Als Opitz sich entschloss, den Roman ins Deutsche zu übersetzen, kam es zu Komplikationen. Opitz selbst distanzierte sich von der von seinem Verleger David Müller verfassten Widmung an die noch lebenden vier Söhne des Johann Christian, Herzog von Brieg – Georg (1611–1664), Ludwig (1616–1663), Rudolf (1617–1633) und Christian (1618–1672) –, in der ihn dieser ausdrücklich als „Lohnschreiber“ hervorhebt.[4] Es war nicht gängig, dies zu erwähnen, was Opitz dementsprechend in seiner Stellung als freischaffender Dichter degradierte. Sein Verleger merkte an, dass es mehrere Fehler in dem Werk gäbe und sprach diesen Umstand Opitzʼ weiterer Anstellung am Hofe der Dohna zu. Mit dem Zusatz, es wäre eine Frage der Zeit gewesen, entschuldigte er diese Missgeschicke, jedoch ohne sie jemals anzugeben, geschweige denn zu verbessern.[5] An dieser Stelle ist jedoch noch zu erwähnen, dass Übersetzungs- oder auch Druckfehler keine Seltenheit bei Opitz waren, sei es nun der eigenen Unwilligkeit, seine Werke Korrektur zu lesen, oder auch seinen vielen Aufträgen geschuldet.[6]

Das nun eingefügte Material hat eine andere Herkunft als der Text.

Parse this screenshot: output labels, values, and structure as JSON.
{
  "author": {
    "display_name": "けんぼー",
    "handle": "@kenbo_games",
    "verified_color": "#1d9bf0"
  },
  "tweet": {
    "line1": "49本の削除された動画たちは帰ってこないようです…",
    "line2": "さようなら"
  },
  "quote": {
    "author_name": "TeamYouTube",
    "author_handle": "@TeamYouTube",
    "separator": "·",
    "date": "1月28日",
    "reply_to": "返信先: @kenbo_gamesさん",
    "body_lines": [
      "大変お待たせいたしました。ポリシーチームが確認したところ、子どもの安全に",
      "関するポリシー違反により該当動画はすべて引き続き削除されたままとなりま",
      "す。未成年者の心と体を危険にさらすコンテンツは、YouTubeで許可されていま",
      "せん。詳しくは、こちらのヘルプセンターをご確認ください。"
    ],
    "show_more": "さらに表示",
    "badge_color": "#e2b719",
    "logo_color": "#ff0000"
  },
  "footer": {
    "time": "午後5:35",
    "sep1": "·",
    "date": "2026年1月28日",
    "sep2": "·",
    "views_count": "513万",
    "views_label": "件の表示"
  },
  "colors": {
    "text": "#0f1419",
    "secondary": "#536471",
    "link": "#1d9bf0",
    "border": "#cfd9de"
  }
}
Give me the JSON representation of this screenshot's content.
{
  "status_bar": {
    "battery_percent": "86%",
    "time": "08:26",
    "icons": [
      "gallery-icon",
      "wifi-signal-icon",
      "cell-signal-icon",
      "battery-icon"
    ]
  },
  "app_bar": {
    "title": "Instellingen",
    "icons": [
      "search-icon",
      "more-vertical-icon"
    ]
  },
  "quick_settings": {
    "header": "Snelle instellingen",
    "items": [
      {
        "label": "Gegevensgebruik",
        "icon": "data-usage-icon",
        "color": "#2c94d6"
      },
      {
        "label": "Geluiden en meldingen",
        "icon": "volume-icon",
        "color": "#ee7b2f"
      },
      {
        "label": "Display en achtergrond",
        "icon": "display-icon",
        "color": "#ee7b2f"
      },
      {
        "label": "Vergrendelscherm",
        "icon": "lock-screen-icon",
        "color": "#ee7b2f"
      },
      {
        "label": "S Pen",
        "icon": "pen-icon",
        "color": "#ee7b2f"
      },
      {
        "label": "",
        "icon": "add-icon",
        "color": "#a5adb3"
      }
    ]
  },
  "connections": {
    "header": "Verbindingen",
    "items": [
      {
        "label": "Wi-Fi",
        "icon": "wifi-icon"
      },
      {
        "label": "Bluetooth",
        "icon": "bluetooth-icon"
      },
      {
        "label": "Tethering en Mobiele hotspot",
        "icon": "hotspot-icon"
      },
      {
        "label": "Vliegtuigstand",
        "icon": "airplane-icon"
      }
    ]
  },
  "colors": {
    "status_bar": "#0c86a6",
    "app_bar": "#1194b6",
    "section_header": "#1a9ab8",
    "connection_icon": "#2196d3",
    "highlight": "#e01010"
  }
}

Die Übersetzungsvorlage: John Barclays Argenis
John Barclay war ein schottischer Dichter und Satiriker. Aus seiner Feder stammt das Werk der Argenis (1621). Dieses ist ein sehr vielschichtiges Werk, welches eng mit dem politischen Denken und den tagespolitischen Themen der Zeit des Autors verknüpft ist. Barclay selbst wird als „Wegbereiter des neulateinisch römischen Literaturbarocks […]“ beschrieben.[7] Daher gilt der Roman als Lehre, welche auf die Sittsamkeit und das angemessen Verhalten der Fürsten abzielt. Er reiht sich daher in eine „politische Sphäre“ ein, die Barclay als entscheidendes Moment in seinem Roman heraushebt.[8] Es wird ein idealer absolutistischer Staat und ein „parteipolitisches Pamphlet gegen die Hugenotten“, welches „zugleich Entwurf und Utopie“ eines Staates darstellt, gezeichnet.[9]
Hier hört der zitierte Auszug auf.